AFRICAN WARRIORS.
The shields and assegais are flourished in the air while the demon-like
warriors dance and yell in preparation for battle.
"The Wagogo warrior carries as his weapons a bow and a sheaf of murderous-looking arrows, pointed, pronged and barbed; a couple of light, beautifully-made assegais; a broad, sword-like spear, with a blade over two feet long; a battle-axe, and a rungu or knob-club. He has also a shield, painted with designs in black and white, oval-shaped, sometimes of rhinoceros, or elephant, or bull-hide. From the time he was a toddling urchin he has been familiar with his weapons, and by the time he was fifteen years old he was an adept with them.
"He is armed for battle in a very short time. The messenger from the chief darts from village to village, and blows his ox-horn, the signal for war. The warrior hears it, throws his hoe over his shoulder, enters his house, and in a few seconds issues out again, arrayed in war-paint and full fighting costume. Feathers of the ostrich, or the eagle, or the vulture nod above his head; his long crimson robe streams behind him, his shield is on his left arm, his darting assegai in his left hand, and his ponderous man-cleaver—double-edged and pointed, heading a strong staff—is in his right hand; jingling bells are tied around his ankles and knees; ivory wristlets are on his arms, with which he sounds his approach. With the plodding peasant's hoe he has dropped the peasant's garb, and is now the proud, vain, exultant warrior—bounding aloft like a gymnast, eagerly sniffing the battle-field. The strength and power of the Wagogo are derived from their numbers.
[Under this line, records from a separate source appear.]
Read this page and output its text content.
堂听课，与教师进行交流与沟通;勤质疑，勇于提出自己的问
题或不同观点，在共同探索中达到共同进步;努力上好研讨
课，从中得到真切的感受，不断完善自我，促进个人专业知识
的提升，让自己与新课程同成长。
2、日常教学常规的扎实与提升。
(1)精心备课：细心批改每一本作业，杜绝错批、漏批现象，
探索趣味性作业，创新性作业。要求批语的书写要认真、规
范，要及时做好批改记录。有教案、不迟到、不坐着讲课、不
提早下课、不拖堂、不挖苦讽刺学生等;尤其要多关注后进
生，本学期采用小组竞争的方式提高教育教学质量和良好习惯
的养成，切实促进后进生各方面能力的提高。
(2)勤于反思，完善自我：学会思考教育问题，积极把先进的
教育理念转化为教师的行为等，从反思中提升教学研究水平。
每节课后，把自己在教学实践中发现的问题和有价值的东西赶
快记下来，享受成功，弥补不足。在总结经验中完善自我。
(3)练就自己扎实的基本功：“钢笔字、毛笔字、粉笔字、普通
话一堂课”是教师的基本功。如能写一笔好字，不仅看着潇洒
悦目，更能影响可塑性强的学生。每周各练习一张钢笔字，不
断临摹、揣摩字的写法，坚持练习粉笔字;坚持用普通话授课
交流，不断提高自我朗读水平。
"Though caravans of Wagogo are sometimes found passing up and down the Unyamwezi road, they are not so generally employed as the Wanyamwezi in trade. Their villages are thus always full of warriors. Weak tribes, or remnants of tribes are very glad to be admitted under their protection. Individuals of other tribes, also, who have been obliged to exile themselves from their own tribes, for some deed of violence, are often found in the villages of the Wagogo. In the north, the Wahumba are very numerous; in the south may be found the Wahehe and Wakimbu, and in the east may be found many a family from Usagara. Wanyamwi are also frequently found in this country. Indeed, these latter people are like Scotchmen, they may be found almost everywhere throughout Central Africa, and have a knack of pushing themselves into prominence.
"As in Western Usagara, the houses of the Wagogo are square, arranged around the four sides of an area—to which all the doors open. The roofs are all flat, on which are spread the grain, herbs, tobacco and pumpkins. The back of each department is pierced with small holes for observation and for defense.
"The tembe is a fragile affair as constructed in Wagogo; it merely consists of a line of slender sticks daubed over with mud, with three or four strong poles planted at intervals to support the beams and rafters, on which rests the flat clay roof. A musket-ball pierces the wattled walls of a Wagogo tembe through and through. In Uyanzi, the tembe is a formidable affair, because of the abundance of fine trees, which are cut down and split into rails three or four inches thick.
"The tembe is divided into apartments, separated from each other by a wattled wall. Each apartment may contain a family of grown-up boys and girls, who form their beds on the floor, out of dressed hides. The father of the family, only, has a kitanda, or fixed cot, made of ox-hide, stretched over a frame, or of the bark of the myombo tree. The floor is of tamped mud, and is exceedingly filthy, smelling strongly of every abomination. In the corners, suspended to the rafters, are the fine, airy dwellings of black spiders of very large size, and other monstrous insects.
"Rats, a peculiarly long-headed, dun-colored species, infest every tembe. Cows, goats, sheep and cats are the only domestic animals permitted to dwell within the tembe.